Covert Quantum Learning: Privately and Verifiably Learning from Quantum Data
Abhishek Anand, Matthias C. Caro, Ari Karchmer, Saachi Mutreja
TL;DR
This work develops a framework for covert (verifiable) learning with quantum data, separating target-covertness (hiding the object learned) from strategy-covertness (hiding the learner’s approach) and showing that quantum advantages can be achieved privately and verifiably through remote data access. It introduces new models for covert learning—spanning covert quantum statistical queries, covert learning from public examples, and covert verifiable quantum data acquisition—along with construction of algorithms that operate without computational hardness assumptions. The paper leverages tools like classical shadows, phase-state certification, and two-copy quantum measurements to realize efficient, privacy-preserving, and verifiable learning tasks, including learning quadratic functions and stabilizer states, Pauli shadow tomography, and solving Forrelation and Simon’s problem covertly. These results demonstrate that quantum advantages can be harnessed in a privacy-preserving, verifiable manner when data is accessed remotely, with concrete protocols tailored to adversary constraints such as unidirectional or ancilla-free models. Overall, the framework broadens the scope of covert learning to quantum domains and provides a suite of techniques and templates for secure, verifiable quantum data processing with potential applications in quantum information science and beyond.
Abstract
Quantum learning from remotely accessed quantum compute and data must address two key challenges: verifying the correctness of data and ensuring the privacy of the learner's data-collection strategies and resulting conclusions.
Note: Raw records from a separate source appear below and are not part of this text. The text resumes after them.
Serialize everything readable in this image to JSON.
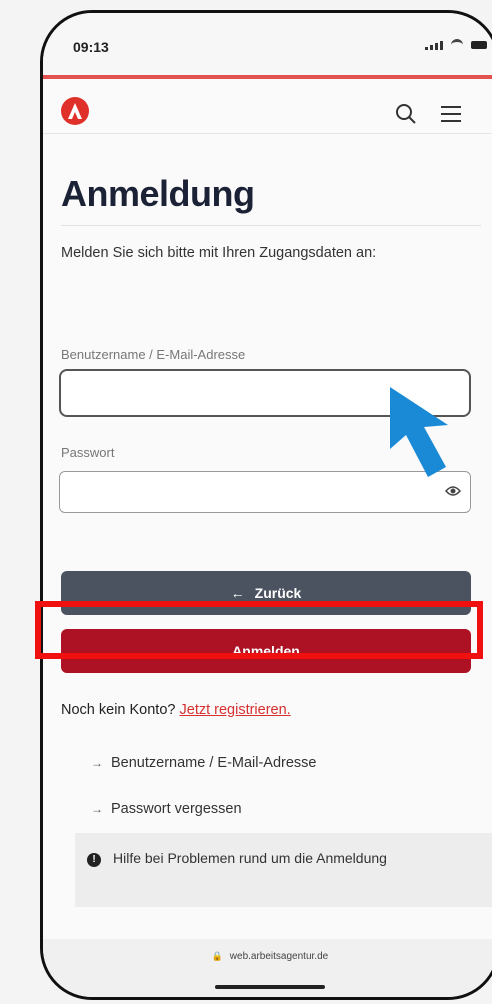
{
  "status_bar": {
    "time": "09:13"
  },
  "header": {
    "logo": "arbeitsagentur-logo",
    "icons": [
      "search-icon",
      "menu-icon"
    ]
  },
  "page": {
    "title": "Anmeldung",
    "intro": "Melden Sie sich bitte mit Ihren Zugangsdaten an:"
  },
  "form": {
    "username_label": "Benutzername / E-Mail-Adresse",
    "username_value": "",
    "password_label": "Passwort",
    "password_value": ""
  },
  "buttons": {
    "back_arrow": "←",
    "back_label": "Zurück",
    "login_label": "Anmelden"
  },
  "register": {
    "prompt": "Noch kein Konto?",
    "link": "Jetzt registrieren."
  },
  "help_links": {
    "arrow": "→",
    "items": [
      "Benutzername / E-Mail-Adresse",
      "Passwort vergessen"
    ]
  },
  "help_box": {
    "icon": "!",
    "text": "Hilfe bei Problemen rund um die Anmeldung"
  },
  "browser": {
    "lock": "🔒",
    "url": "web.arbeitsagentur.de"
  },
  "colors": {
    "accent_red": "#ad1124",
    "back_button": "#4b5361",
    "highlight": "#f01010",
    "cursor": "#1a8ad6"
  }
}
The covert (verifiable) learning model of Canetti and Karchmer (TCC 2021) provides a framework for endowing classical learning algorithms with such guarantees. In this work, we propose models of covert verifiable learning in quantum learning theory and realize them without computational hardness assumptions for remote data access scenarios motivated by established quantum data advantages. We consider two privacy notions: (i) strategy-covertness, where the eavesdropper does not gain information about the learner's strategy; and (ii) target-covertness, where the eavesdropper does not gain information about the unknown object being learned. We show: Strategy-covert algorithms for making quantum statistical queries via classical shadows; Target-covert algorithms for learning quadratic functions from public quantum examples and private quantum statistical queries, for Pauli shadow tomography and stabilizer state learning from public multi-copy and private single-copy quantum measurements, and for solving Forrelation and Simon's problem from public quantum queries and private classical queries, where the adversary is a unidirectional or i.i.d. ancilla-free eavesdropper. The lattermost results in particular establish that the exponential separation between classical and quantum queries for Forrelation and Simon's problem survives under covertness constraints. Along the way, we design covert verifiable protocols for quantum data acquisition from public quantum queries which may be of independent interest. Overall, our models and corresponding algorithms demonstrate that quantum advantages are privately and verifiably achievable even with untrusted, remote data.